社会人として恥をかかないためにも、この記事を通して、「齟齬」の正しい意味と使い方を理解し、ご自身のスキルアップにつなげてください。
「齟齬」の読み方・意味・使い方
「齟齬」は、「物事がうまくかみ合わないこと」「食い違うこと」「ゆきちがい」の意味で、「そご」と読みます。お互いの意見や行動にズレが生じて、物事が円満に進まないような状況です。「齟齬がある」「齟齬が生じる」という形で使われるのが一般的です。
辞典などでは、「齟齬」解説文の中に「漢語的表現」と記載されていますが、これは比較的古い時代の中国語から借用された形態の言葉を使った表現のことで、現在ではあまり使用しない固い表現方法のことを言います。
「齟齬」の語源
「齟齬」は、両方とも齒 (は・はへん)がつくように歯の動きに関係した感じです。「齟」は「咀」と同じ意味で、何度も歯をあわせることを意味します。「咀嚼(そしゃく)」という言葉は、よく聞いたはずです。
一方、「齬」は、齒 (は・はへん)に「吾」がついた漢字で、「吾」には「食い違う」という意味があります。「齬う」と書いて「くいちがう」と読みます。つまり、「齟齬」は、歯が食い違うことから物事がうまくかみ合わない意味になったと考えられています。
「齟齬」と「相違」の違い
「齟齬」と似た表現に「相違」があります。どちらも同じような意味に思われがちですが、明確な違いがあります。
「相違」にはあきらかな違いがある
「相違(そうい)」は、「二つの間に差があり同じでないこと」と辞書で解説されています。つまり、「相違」は、意見や行動などに明確な違いがあります。一方、「齟齬」は、食い違うことですから、明らかな違いではありません。

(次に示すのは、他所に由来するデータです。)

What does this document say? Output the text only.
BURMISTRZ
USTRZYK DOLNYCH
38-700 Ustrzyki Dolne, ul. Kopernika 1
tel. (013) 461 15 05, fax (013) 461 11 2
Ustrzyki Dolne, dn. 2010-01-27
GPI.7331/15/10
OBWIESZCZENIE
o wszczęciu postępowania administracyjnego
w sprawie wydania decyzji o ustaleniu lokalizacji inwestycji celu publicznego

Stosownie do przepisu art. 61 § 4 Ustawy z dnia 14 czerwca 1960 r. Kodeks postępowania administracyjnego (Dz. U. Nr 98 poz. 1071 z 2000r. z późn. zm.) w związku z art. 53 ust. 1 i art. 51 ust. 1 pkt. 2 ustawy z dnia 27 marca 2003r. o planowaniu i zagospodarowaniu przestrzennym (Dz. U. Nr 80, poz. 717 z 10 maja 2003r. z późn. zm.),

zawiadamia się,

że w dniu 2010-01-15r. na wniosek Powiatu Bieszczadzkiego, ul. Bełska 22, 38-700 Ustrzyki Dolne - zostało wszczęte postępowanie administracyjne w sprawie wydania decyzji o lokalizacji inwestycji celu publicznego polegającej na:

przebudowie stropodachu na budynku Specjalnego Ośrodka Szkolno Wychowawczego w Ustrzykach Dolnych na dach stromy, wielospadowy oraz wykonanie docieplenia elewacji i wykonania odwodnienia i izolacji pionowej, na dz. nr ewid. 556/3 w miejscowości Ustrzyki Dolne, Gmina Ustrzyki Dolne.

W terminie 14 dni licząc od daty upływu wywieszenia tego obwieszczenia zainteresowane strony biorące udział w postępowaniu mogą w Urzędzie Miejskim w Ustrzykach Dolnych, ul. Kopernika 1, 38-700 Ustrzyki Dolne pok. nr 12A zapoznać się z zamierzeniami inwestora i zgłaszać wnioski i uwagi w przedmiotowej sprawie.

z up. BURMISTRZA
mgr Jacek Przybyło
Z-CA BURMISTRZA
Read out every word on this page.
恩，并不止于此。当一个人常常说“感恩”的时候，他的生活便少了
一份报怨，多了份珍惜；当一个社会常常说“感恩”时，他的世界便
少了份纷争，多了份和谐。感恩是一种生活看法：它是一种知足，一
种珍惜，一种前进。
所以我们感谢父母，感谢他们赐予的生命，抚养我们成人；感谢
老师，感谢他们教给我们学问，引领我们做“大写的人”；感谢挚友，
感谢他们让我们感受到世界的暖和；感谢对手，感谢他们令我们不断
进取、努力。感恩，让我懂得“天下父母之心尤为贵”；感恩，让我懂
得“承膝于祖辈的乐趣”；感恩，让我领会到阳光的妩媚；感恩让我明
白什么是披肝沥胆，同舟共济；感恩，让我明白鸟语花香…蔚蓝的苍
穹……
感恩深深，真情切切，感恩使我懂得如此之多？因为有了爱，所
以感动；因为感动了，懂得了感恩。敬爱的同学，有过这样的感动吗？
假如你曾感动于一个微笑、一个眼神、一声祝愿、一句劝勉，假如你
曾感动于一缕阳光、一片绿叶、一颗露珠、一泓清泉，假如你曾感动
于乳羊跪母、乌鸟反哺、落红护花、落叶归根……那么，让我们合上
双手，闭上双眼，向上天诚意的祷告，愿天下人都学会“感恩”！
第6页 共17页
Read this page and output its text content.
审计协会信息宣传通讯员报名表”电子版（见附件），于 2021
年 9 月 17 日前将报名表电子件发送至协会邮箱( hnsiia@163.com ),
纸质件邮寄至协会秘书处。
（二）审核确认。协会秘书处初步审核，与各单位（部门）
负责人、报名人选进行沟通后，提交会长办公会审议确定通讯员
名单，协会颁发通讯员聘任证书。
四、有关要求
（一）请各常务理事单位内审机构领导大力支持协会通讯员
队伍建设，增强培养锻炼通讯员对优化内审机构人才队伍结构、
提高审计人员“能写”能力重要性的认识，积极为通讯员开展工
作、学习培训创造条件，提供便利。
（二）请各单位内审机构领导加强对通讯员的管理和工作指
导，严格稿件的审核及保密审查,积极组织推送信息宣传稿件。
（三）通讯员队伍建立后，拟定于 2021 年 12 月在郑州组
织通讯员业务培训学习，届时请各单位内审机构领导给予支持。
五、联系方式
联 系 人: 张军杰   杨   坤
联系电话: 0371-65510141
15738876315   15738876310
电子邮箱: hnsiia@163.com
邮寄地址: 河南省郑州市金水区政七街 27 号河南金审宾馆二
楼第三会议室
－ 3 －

また、「齟齬」は、「相違」がある意見を調整した結果のズレとしても考えられるので、以下のような表現も成り立ちます。
- 二人の意見には相違があったので調整したのですが、まだ少し齟齬が生じています。
このように、「相違」は「あきらかな違い」、「齟齬」は「食い違い」として区別するとわかりやすいでしょう。
「齟齬」のビジネス上での使い方
「齟齬」はビジネスシーンでもよく使われる表現ですが、「食い違い」というマイナスな意味合いがあるので、使い方には注意が必要です。特に取引先や上司に対しては失礼にならないようにやわらかい表現が必要です。
例えば、「私の説明の仕方が悪く、齟齬が生じてしまいました」というように、相手に不快な思いをさせない言い回しが必要です。
「齟齬がある」「齟齬が生じる」の例文
ビジネスシーンで「齟齬」を使う場合は、「齟齬がある」「齟齬が生じる」という動詞の形が多く見られます。
- 後で両者に齟齬が生じないよう、契約書は十分に検討して作成してください。
- 営業部と技術部の意見に齟齬があるのは、コミュニケーション不足が原因です。
- 部長と経営陣とでは、どうやら齟齬が生じているようです。
- 社長の考え方と社員の考え方とでは齟齬があるのは当然だと言えます。
「齟齬がない」の例文
また、「齟齬がない」という表現も使うことがありますが、「齟齬がないように」のような言い回しで、トラブルを未然に防ぐ場合などに使用するのが一般的です。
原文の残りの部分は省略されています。